Kちゃんは今、少年とKちゃんの地元に帰郷しているということでした。
Kちゃんと、その家族と一緒に。
長い間離れている間に、Kちゃんにもまた、
新しい家族ができていたようでした。思えば、当然のことだったように思えます。
Kちゃんは、地元で少年の両親と再会し、少年の現在の話を聞き、
Kちゃんの旦那さんに提案されてから、この手紙を書いたのだそうです。
少年は、酷く脱力しました。
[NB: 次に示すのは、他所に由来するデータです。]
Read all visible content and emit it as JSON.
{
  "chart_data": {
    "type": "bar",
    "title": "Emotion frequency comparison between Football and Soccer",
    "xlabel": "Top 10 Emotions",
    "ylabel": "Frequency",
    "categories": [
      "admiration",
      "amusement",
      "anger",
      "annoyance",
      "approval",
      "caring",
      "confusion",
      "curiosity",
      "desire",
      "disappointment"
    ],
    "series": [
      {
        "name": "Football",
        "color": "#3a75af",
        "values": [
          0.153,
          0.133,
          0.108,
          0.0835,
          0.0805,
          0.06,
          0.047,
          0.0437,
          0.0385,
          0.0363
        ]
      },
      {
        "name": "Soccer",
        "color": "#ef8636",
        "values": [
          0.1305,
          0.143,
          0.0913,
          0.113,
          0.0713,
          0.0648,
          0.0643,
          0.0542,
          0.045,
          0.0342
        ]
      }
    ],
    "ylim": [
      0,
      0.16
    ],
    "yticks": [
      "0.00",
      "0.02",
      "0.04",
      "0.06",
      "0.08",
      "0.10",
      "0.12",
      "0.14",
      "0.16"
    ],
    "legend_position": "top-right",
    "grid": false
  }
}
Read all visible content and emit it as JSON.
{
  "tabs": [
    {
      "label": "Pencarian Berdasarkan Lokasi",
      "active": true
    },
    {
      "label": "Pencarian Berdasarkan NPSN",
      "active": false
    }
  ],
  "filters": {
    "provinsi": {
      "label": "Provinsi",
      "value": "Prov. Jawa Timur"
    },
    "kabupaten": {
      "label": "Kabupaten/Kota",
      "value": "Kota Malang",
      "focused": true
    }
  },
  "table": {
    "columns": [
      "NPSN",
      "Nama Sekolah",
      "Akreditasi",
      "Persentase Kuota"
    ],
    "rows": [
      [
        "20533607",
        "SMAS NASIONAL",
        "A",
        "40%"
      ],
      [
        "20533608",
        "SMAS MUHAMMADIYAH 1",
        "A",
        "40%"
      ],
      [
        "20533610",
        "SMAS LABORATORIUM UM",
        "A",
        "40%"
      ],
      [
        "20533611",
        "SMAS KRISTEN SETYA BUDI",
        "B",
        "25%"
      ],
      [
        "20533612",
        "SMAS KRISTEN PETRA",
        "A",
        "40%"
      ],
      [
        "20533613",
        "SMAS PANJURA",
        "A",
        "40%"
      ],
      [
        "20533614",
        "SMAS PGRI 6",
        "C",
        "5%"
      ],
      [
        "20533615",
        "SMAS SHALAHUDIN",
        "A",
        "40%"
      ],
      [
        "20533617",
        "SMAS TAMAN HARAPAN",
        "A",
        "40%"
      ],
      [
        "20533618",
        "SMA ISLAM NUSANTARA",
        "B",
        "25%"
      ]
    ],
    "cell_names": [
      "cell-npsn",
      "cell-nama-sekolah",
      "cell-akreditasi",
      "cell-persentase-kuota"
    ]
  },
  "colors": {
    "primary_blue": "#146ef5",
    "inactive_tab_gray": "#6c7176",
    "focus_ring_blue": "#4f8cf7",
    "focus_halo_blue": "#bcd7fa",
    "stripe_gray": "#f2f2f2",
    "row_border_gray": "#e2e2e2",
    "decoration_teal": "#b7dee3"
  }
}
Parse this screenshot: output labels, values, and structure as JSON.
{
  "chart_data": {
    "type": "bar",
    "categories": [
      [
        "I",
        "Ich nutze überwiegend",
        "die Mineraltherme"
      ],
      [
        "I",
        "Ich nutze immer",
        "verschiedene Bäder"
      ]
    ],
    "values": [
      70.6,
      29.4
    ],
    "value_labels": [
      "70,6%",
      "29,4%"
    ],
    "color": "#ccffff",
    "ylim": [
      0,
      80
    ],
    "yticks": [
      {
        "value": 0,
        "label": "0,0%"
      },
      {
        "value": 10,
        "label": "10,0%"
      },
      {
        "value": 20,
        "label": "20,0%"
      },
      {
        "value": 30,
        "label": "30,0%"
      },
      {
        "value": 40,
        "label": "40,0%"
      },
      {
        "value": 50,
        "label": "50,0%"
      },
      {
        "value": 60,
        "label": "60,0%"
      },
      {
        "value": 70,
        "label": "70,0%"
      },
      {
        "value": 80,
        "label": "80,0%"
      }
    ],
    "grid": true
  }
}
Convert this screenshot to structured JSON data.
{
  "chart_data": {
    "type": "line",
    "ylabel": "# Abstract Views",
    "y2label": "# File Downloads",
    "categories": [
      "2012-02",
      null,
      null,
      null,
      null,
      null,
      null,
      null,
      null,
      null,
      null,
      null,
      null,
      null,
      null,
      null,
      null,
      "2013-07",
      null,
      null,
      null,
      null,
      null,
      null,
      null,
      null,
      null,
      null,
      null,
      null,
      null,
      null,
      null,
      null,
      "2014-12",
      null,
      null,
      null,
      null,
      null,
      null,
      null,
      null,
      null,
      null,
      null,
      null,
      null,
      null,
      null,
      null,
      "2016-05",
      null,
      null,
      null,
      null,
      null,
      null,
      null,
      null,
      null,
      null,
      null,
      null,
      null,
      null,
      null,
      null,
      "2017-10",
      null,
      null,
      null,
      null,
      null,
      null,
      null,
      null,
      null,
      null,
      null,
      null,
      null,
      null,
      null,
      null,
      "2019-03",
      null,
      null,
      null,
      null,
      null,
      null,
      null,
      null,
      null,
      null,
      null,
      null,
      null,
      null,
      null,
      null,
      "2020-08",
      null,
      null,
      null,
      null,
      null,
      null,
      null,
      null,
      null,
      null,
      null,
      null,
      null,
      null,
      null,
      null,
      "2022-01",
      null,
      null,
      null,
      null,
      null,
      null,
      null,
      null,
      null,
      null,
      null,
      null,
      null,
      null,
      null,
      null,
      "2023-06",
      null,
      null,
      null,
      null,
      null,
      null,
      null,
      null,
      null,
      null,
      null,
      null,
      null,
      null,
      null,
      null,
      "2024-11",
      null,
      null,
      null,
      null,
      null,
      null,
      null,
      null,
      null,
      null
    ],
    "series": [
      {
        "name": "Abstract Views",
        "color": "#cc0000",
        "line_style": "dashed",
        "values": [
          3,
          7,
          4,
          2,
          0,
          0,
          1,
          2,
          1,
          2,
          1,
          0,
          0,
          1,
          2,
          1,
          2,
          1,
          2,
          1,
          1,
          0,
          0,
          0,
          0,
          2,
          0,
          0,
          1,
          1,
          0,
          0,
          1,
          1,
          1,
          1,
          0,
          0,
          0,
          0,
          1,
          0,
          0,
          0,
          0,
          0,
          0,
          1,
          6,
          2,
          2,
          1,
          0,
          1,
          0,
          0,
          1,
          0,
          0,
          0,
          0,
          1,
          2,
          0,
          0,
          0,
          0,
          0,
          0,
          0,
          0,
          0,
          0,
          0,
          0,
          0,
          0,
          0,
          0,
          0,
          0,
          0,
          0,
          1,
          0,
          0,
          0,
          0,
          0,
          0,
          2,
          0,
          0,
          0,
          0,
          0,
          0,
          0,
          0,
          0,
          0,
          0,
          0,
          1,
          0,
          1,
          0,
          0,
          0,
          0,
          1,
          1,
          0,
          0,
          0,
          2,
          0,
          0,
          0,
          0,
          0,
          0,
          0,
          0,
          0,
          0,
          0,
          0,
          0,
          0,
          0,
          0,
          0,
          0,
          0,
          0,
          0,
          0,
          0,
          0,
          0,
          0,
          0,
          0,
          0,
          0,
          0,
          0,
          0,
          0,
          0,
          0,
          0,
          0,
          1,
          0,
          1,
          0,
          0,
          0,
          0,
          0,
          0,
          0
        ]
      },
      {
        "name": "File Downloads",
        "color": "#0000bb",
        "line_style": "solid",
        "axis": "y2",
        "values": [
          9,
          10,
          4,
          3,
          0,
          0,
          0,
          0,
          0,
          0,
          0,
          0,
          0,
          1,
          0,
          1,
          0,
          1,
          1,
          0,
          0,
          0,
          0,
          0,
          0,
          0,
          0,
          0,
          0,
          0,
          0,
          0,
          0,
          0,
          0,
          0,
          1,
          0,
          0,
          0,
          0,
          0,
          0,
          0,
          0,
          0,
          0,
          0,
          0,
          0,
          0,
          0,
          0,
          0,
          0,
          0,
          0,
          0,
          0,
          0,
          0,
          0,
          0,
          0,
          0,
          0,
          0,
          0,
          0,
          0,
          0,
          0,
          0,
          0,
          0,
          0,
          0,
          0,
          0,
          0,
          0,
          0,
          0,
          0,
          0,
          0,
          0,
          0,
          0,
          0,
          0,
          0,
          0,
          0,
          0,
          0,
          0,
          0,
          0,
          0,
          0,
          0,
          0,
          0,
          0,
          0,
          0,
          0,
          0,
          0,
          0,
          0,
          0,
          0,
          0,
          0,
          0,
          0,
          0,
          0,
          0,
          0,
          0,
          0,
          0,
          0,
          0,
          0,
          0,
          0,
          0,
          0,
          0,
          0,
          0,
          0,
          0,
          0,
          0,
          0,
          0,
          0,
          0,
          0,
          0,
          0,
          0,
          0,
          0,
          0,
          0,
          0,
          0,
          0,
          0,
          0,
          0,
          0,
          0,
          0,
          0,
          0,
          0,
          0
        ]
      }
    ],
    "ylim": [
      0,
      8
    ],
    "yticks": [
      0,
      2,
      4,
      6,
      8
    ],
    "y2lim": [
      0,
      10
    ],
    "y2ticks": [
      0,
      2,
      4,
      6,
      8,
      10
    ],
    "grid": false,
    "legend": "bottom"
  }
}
それから、再び心を奮起させました。
早く、故郷へ帰らなければ。
そうしなければ、二度と、Kちゃんに顔向けできない。
そう感じ、少年はその家族を連れて、住んでいた街を後にしました。
少年の家族は、少年のことを愛していました。なので、
少年がどんな罪を背負い、その為に生きていたとしても、
その傍を決して離れないと誓っているのでした。
その後、少年がKちゃんと会えたかどうか。
それは、誰にも分かりません。
けれど一つだけ確かに言えるのは、Kちゃんと少年もまた、
家族とは違った意味で愛し合っていたのだということです。